I believe this is what various "stress tests" are for. If your bank is a certain size you have to basically do scenario planning for situations like ”what if 25% of your deposits leave overnight and you have to sell securities that you didn't plan to sell?” As I understand the situation, SVB was just under the required size to submit to those stress tests.
There are smaller tests for liquidity, but the specific major stress test that SVB lobbied themselves out of is the DFAST (the Dodd Frank Act Stress Test) and it does not test liquidity. It takes the scenario of an adverse economic situation and comes up with a bunch of hypothetical numbers you might see for major economic variables - “the unemployment rate will be this, the default rate will be that, etc,” - and then banks have to run their books according to those hypothetical numbers and report back what their capital would look like in that situation. If it looks bad, they have to take action to make their capital more secure. Nowhere does it simulate a situation where depositors leave en masse.

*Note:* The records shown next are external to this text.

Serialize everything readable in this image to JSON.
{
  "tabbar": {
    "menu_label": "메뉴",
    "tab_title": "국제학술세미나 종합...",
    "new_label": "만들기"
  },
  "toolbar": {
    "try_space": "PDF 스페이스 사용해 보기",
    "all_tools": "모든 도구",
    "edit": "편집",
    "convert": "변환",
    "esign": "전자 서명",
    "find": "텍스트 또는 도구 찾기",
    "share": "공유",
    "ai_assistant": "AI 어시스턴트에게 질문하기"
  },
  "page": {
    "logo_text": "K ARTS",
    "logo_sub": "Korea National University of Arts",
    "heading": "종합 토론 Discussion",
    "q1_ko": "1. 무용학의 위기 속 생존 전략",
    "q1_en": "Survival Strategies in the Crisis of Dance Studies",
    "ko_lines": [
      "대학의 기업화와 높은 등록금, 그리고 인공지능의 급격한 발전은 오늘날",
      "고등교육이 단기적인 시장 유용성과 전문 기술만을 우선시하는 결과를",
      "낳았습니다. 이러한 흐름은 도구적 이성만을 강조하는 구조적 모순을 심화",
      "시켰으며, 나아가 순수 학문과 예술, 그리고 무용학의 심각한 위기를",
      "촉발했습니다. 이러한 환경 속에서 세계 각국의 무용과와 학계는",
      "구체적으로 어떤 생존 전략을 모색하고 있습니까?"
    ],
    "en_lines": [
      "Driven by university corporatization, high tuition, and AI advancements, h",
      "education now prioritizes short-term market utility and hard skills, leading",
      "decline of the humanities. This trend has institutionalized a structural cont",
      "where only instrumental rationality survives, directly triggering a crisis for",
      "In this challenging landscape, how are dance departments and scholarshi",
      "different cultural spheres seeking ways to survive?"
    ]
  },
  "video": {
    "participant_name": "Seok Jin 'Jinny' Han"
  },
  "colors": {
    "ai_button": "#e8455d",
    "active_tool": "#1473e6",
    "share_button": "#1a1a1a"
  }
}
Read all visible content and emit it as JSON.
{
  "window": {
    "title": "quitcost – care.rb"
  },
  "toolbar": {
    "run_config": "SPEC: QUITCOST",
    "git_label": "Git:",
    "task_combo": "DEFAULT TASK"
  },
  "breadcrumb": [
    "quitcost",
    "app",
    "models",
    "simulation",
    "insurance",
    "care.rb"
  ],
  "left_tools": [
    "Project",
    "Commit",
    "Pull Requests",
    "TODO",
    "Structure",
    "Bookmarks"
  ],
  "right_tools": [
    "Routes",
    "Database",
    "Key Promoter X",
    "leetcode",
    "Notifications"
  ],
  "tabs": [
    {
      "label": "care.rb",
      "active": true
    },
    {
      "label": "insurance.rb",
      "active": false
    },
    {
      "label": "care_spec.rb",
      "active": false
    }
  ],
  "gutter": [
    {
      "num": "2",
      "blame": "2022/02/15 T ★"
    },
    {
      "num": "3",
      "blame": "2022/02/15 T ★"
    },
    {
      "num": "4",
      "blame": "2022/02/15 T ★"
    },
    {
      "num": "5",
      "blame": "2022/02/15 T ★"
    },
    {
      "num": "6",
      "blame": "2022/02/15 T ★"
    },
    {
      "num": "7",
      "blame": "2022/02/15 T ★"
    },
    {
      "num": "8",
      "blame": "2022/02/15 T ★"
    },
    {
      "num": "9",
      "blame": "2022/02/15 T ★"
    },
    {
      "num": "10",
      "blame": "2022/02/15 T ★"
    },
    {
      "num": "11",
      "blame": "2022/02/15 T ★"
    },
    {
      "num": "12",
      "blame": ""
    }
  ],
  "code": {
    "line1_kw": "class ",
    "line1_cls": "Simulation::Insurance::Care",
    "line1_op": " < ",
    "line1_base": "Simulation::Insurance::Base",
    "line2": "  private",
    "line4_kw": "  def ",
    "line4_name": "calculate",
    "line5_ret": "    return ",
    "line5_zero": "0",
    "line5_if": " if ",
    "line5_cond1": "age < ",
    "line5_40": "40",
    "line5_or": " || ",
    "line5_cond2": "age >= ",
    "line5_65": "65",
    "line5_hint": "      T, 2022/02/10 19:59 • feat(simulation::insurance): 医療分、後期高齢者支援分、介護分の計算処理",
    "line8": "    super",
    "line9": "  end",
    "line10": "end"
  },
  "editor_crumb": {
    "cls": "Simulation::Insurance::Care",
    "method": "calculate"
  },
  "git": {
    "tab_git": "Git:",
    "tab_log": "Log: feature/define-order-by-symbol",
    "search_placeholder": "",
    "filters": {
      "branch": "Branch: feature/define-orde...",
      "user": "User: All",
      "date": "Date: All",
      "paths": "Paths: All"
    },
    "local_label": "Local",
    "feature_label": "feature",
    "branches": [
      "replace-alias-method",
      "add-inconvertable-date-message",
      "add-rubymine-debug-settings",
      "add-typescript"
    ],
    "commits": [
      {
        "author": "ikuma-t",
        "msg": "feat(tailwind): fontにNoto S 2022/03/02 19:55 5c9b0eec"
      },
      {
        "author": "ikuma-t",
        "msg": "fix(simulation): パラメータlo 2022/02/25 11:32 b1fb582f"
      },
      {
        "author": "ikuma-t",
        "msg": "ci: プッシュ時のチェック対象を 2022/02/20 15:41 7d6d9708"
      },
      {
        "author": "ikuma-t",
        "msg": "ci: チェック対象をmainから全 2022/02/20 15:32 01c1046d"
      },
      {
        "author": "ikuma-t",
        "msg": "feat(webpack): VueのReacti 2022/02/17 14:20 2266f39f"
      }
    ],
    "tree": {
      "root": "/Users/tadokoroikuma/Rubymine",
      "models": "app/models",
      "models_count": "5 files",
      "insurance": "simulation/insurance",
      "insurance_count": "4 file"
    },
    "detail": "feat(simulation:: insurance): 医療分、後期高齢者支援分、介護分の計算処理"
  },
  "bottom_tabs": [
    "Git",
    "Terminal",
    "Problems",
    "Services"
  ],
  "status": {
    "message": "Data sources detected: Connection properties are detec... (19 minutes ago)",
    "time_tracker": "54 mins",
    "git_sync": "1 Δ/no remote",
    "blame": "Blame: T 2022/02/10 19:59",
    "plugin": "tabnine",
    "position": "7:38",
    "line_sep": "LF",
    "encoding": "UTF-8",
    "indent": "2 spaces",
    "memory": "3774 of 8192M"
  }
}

There are liquidity tests and SVB was probably failing them (which is probably why the FDIC was paying close attention to them), but that specific test you’ve heard about is not related.
Domestic-focused banks with over $250B in assets need to comply with the Basel III inspired (I think?) LCR of enough high-quality liquid assets to cover 30 bad days of withdrawals. What is the requirement for banks under $250B? Another Q would be, did they sell their extension-risk suffering bond portfolio because those bonds didn't qualify as HQLA? I mean they'd seem to me to be liquid and high-quality just as they were, but any sales would harm their balance sheet right?
The original asset threshold over which banks were subject to "enhanced prudential standards" in the 2010 Dodd-Frank bill was $50B. In 2018 the requirement was amended to >$250B in assets, or at the discretion of the Fed for banks over $100B. SVB was reportedly at $210B in assets.